In Canada, the manufacturers have to apply for the Natural Health Product numbers (NPN numbers) and stay in compliant with Health Canada regulations. They must follow Good Manufacturing Practices on their manufacturing sites and provide evidences of safety and effectiveness to support their health claims. However, not all products will have solid evidences following gold standards such as large randomized controlled trials (as do drugs) to demonstrate safety and effectiveness of these products.

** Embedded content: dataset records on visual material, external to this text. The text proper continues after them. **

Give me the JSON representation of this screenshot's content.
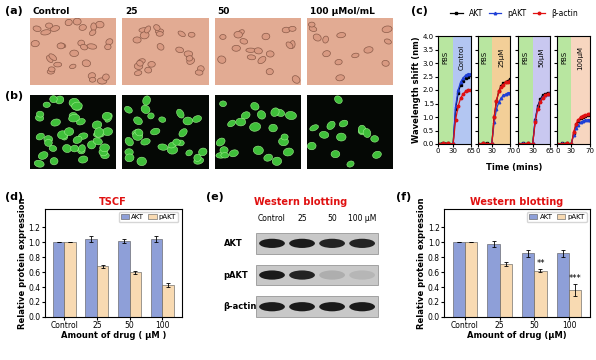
{
  "chart_data": [
    {
      "type": "line",
      "label": "(c)",
      "y_label": "Wavelength shift (nm)",
      "x_label": "Time (mins)",
      "ylim": [
        0,
        4
      ],
      "yticks": [
        {
          "value": 0,
          "label": "0.0"
        },
        {
          "value": 0.5,
          "label": "0.5"
        },
        {
          "value": 1,
          "label": "1.0"
        },
        {
          "value": 1.5,
          "label": "1.5"
        },
        {
          "value": 2,
          "label": "2.0"
        },
        {
          "value": 2.5,
          "label": "2.5"
        },
        {
          "value": 3,
          "label": "3.0"
        },
        {
          "value": 3.5,
          "label": "3.5"
        },
        {
          "value": 4,
          "label": "4.0"
        }
      ],
      "legend": "upper center",
      "panels": [
        {
          "xlim": [
            0,
            65
          ],
          "xticks": [
            0,
            30,
            65
          ],
          "phases": [
            {
              "label": "PBS",
              "start": 0,
              "end": 30,
              "color": "#b8e6a0"
            },
            {
              "label": "Control",
              "start": 30,
              "end": 65,
              "color": "#b3c6f2"
            }
          ],
          "x": [
            0,
            10,
            20,
            30,
            35,
            40,
            45,
            50,
            55,
            60,
            65
          ],
          "series": [
            {
              "name": "AKT",
              "color": "#000000",
              "marker": "square",
              "values": [
                0.0,
                0.05,
                0.02,
                0.0,
                1.3,
                1.9,
                2.2,
                2.35,
                2.45,
                2.5,
                2.55
              ]
            },
            {
              "name": "pAKT",
              "color": "#1f3fd6",
              "marker": "triangle",
              "values": [
                0.0,
                0.03,
                0.0,
                0.02,
                1.4,
                2.0,
                2.3,
                2.45,
                2.55,
                2.6,
                2.6
              ]
            },
            {
              "name": "β-actin",
              "color": "#e01010",
              "marker": "circle",
              "values": [
                0.0,
                0.02,
                0.03,
                0.0,
                0.9,
                1.4,
                1.7,
                1.85,
                1.95,
                2.0,
                2.0
              ]
            }
          ]
        },
        {
          "xlim": [
            0,
            70
          ],
          "xticks": [
            0,
            30,
            70
          ],
          "phases": [
            {
              "label": "PBS",
              "start": 0,
              "end": 30,
              "color": "#b8e6a0"
            },
            {
              "label": "25μM",
              "start": 30,
              "end": 70,
              "color": "#f3cf98"
            }
          ],
          "x": [
            0,
            10,
            20,
            30,
            35,
            40,
            45,
            50,
            55,
            60,
            65,
            70
          ],
          "series": [
            {
              "name": "AKT",
              "color": "#000000",
              "marker": "square",
              "values": [
                0.0,
                0.02,
                0.03,
                0.0,
                1.0,
                1.6,
                1.95,
                2.15,
                2.25,
                2.3,
                2.35,
                2.4
              ]
            },
            {
              "name": "pAKT",
              "color": "#1f3fd6",
              "marker": "triangle",
              "values": [
                0.0,
                0.03,
                0.0,
                0.02,
                0.8,
                1.3,
                1.55,
                1.7,
                1.8,
                1.85,
                1.9,
                1.9
              ]
            },
            {
              "name": "β-actin",
              "color": "#e01010",
              "marker": "circle",
              "values": [
                0.0,
                0.02,
                0.01,
                0.0,
                1.0,
                1.6,
                1.95,
                2.1,
                2.2,
                2.3,
                2.3,
                2.35
              ]
            }
          ]
        },
        {
          "xlim": [
            0,
            65
          ],
          "xticks": [
            0,
            30,
            65
          ],
          "phases": [
            {
              "label": "PBS",
              "start": 0,
              "end": 30,
              "color": "#b8e6a0"
            },
            {
              "label": "50μM",
              "start": 30,
              "end": 65,
              "color": "#c9c8f0"
            }
          ],
          "x": [
            0,
            10,
            20,
            30,
            35,
            40,
            45,
            50,
            55,
            60,
            65
          ],
          "series": [
            {
              "name": "AKT",
              "color": "#000000",
              "marker": "square",
              "values": [
                0.0,
                0.02,
                0.02,
                0.0,
                0.9,
                1.4,
                1.65,
                1.8,
                1.85,
                1.9,
                1.9
              ]
            },
            {
              "name": "pAKT",
              "color": "#1f3fd6",
              "marker": "triangle",
              "values": [
                0.0,
                0.03,
                0.0,
                0.02,
                0.9,
                1.35,
                1.6,
                1.75,
                1.8,
                1.85,
                1.9
              ]
            },
            {
              "name": "β-actin",
              "color": "#e01010",
              "marker": "circle",
              "values": [
                0.0,
                0.01,
                0.02,
                0.0,
                0.8,
                1.3,
                1.55,
                1.7,
                1.8,
                1.85,
                1.85
              ]
            }
          ]
        },
        {
          "xlim": [
            0,
            70
          ],
          "xticks": [
            0,
            30,
            70
          ],
          "phases": [
            {
              "label": "PBS",
              "start": 0,
              "end": 30,
              "color": "#b8e6a0"
            },
            {
              "label": "100μM",
              "start": 30,
              "end": 70,
              "color": "#f7d6c0"
            }
          ],
          "x": [
            0,
            10,
            20,
            30,
            35,
            40,
            45,
            50,
            55,
            60,
            65,
            70
          ],
          "series": [
            {
              "name": "AKT",
              "color": "#000000",
              "marker": "square",
              "values": [
                0.0,
                0.02,
                0.03,
                0.0,
                0.4,
                0.7,
                0.85,
                0.95,
                1.0,
                1.05,
                1.08,
                1.1
              ]
            },
            {
              "name": "pAKT",
              "color": "#1f3fd6",
              "marker": "triangle",
              "values": [
                0.0,
                0.02,
                0.0,
                0.02,
                0.35,
                0.6,
                0.72,
                0.8,
                0.85,
                0.88,
                0.9,
                0.9
              ]
            },
            {
              "name": "β-actin",
              "color": "#e01010",
              "marker": "circle",
              "values": [
                0.0,
                0.01,
                0.02,
                0.0,
                0.45,
                0.75,
                0.9,
                1.0,
                1.05,
                1.08,
                1.1,
                1.12
              ]
            }
          ]
        }
      ]
    },
    {
      "type": "bar",
      "label": "(d)",
      "title": "TSCF",
      "x_label": "Amount of drug ( μM )",
      "y_label": "Relative protein expression",
      "categories": [
        "Control",
        "25",
        "50",
        "100"
      ],
      "series": [
        {
          "name": "AKT",
          "color": "#8e9fd8",
          "values": [
            1.0,
            1.05,
            1.02,
            1.04
          ],
          "errors": [
            0,
            0.04,
            0.03,
            0.04
          ]
        },
        {
          "name": "pAKT",
          "color": "#f8dab2",
          "values": [
            1.0,
            0.68,
            0.6,
            0.43
          ],
          "errors": [
            0,
            0.02,
            0.02,
            0.03
          ]
        }
      ],
      "ylim": [
        0,
        1.45
      ],
      "yticks": [
        {
          "value": 0,
          "label": "0.0"
        },
        {
          "value": 0.2,
          "label": "0.2"
        },
        {
          "value": 0.4,
          "label": "0.4"
        },
        {
          "value": 0.6,
          "label": "0.6"
        },
        {
          "value": 0.8,
          "label": "0.8"
        },
        {
          "value": 1,
          "label": "1.0"
        },
        {
          "value": 1.2,
          "label": "1.2"
        }
      ],
      "legend": "upper right"
    },
    {
      "type": "bar",
      "label": "(f)",
      "title": "Western blotting",
      "x_label": "Amount of drug (μM)",
      "y_label": "Relative protein expression",
      "categories": [
        "Control",
        "25",
        "50",
        "100"
      ],
      "series": [
        {
          "name": "AKT",
          "color": "#8e9fd8",
          "values": [
            1.0,
            0.98,
            0.85,
            0.85
          ],
          "errors": [
            0,
            0.04,
            0.05,
            0.05
          ]
        },
        {
          "name": "pAKT",
          "color": "#f8dab2",
          "values": [
            1.0,
            0.71,
            0.62,
            0.36
          ],
          "errors": [
            0,
            0.03,
            0.02,
            0.08
          ]
        }
      ],
      "annotations": [
        {
          "category": "50",
          "series": "pAKT",
          "text": "**"
        },
        {
          "category": "100",
          "series": "pAKT",
          "text": "***"
        }
      ],
      "ylim": [
        0,
        1.45
      ],
      "yticks": [
        {
          "value": 0,
          "label": "0.0"
        },
        {
          "value": 0.2,
          "label": "0.2"
        },
        {
          "value": 0.4,
          "label": "0.4"
        },
        {
          "value": 0.6,
          "label": "0.6"
        },
        {
          "value": 0.8,
          "label": "0.8"
        },
        {
          "value": 1,
          "label": "1.0"
        },
        {
          "value": 1.2,
          "label": "1.2"
        }
      ],
      "legend": "upper right"
    }
  ],
  "images": {
    "a": {
      "label": "(a)",
      "captions": [
        "Control",
        "25",
        "50",
        "100 μMol/mL"
      ]
    },
    "b": {
      "label": "(b)"
    }
  },
  "blot": {
    "label": "(e)",
    "title": "Western blotting",
    "lanes": [
      "Control",
      "25",
      "50",
      "100 μM"
    ],
    "rows": [
      {
        "name": "AKT",
        "intensity": [
          1.0,
          1.0,
          0.95,
          0.95
        ]
      },
      {
        "name": "pAKT",
        "intensity": [
          1.0,
          0.95,
          0.15,
          0.1
        ]
      },
      {
        "name": "β-actin",
        "intensity": [
          1.0,
          1.0,
          1.0,
          1.0
        ]
      }
    ]
  }
}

The problem with purchasing supplements from the wrong places:
Remember, also, that the safety and effectiveness of supplements depend on more than just the amounts of active ingredients. For example, the more active forms of many B vitamins are much more expensive than the less active forms. Several well-known brands of vitamins are in a format that is very difficult to break down and absorbed in the digestive tract. Even worse yet, some of these products (including ones for prenatal and children) contain harmful ingredients like titanium dioxide, FD&C colors and sodium lauryl sulfate (AKA liquid soap).

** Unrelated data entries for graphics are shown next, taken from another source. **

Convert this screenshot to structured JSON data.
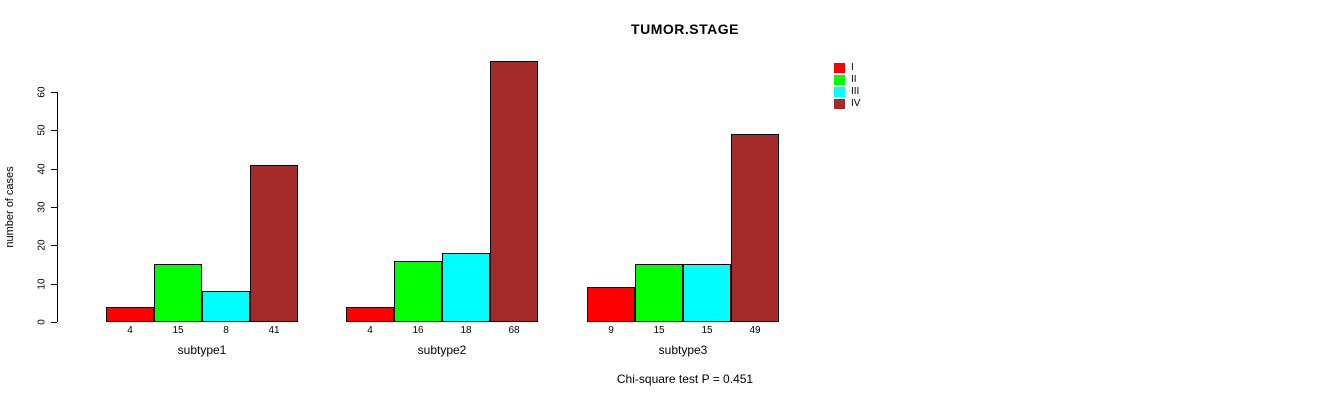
{
  "title": "TUMOR.STAGE",
  "chart_data": {
    "type": "bar",
    "title": "TUMOR.STAGE",
    "categories": [
      "subtype1",
      "subtype2",
      "subtype3"
    ],
    "series": [
      {
        "name": "I",
        "color": "#ff0000",
        "values": [
          4,
          4,
          9
        ]
      },
      {
        "name": "II",
        "color": "#00ff00",
        "values": [
          15,
          16,
          15
        ]
      },
      {
        "name": "III",
        "color": "#00ffff",
        "values": [
          8,
          18,
          15
        ]
      },
      {
        "name": "IV",
        "color": "#a52a2a",
        "values": [
          41,
          68,
          49
        ]
      }
    ],
    "bar_value_labels": [
      [
        "4",
        "15",
        "8",
        "41"
      ],
      [
        "4",
        "16",
        "18",
        "68"
      ],
      [
        "9",
        "15",
        "15",
        "49"
      ]
    ],
    "xlabel": "",
    "ylabel": "number of cases",
    "yticks": [
      0,
      10,
      20,
      30,
      40,
      50,
      60
    ],
    "ylim": [
      0,
      68
    ],
    "grid": false,
    "legend_position": "top-right",
    "annotation": "Chi-square test P = 0.451"
  }
}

Unfortunately, the supplements that can afford a high portion of their profit margins to be in the pharmacy or the national supermarkets tend to use the less expensive and less effective forms of vitamins. They add inedible chemicals to the products and also pay no attention to using responsible ingredients that will ensure no allergic reactions.
What to buy instead:
I usually recommend professional brands of supplements. A supplement company is considered professional brand if they require a professional training or licensing to purchase and sell. This means that end users can only access these products through their practitioners. These companies do not use national TV or other common means of advertising to the end consumers, which means that they can keep their pricing reasonable while providing high quality products. Because these practitioners have the skills and knowledge to evaluate the quality of the supplements as well as observe for clinical effectiveness, the supplement companies have to maintain rigorous production and quality standards to stay in business.
As a holistic practitioner, I remain unbiased in terms of supplement brands so I can focus on what give my clients the best outcomes. That means I am not committed to one brand and will even recommend a few different options that have the same effects. The professional brands that I have personally used and recommended to my clients include Thorne Research, NFH, Douglas Laboratories, Progressive, Genuine Health, Designs for Health, AOR, Metagenics, Physician’s Exclusive, Gaia Herbs, Biomatrix and Restorative Formulations. This is by no means an exhaustive list.
The problem with buying discounted stuff off the internet.
Even if you are aware of the distinctions between professional brands and other kinds of brands, you want to purchase them from reliable and reputable dispensaries like Emerson Ecologics, BMS Resources or a good health food store. Some professional brand companies will allow you to purchase directly from them if your healthcare professional has an account with them.
When I opened my accounts with many of these companies, I was required to sign an agreement that I would not re-sell these products on third party websites like Amazon or eBay. Therefore, unless the companies themselves list on these products, the odds of these products being legitimate on Amazon can be quite low.
Keep in mind that on these websites anyone can list anything for sale and make them cheaper than any other listings on there. That means that people can make counterfeit products and re-sell expired but relabeled products on there as legitimate.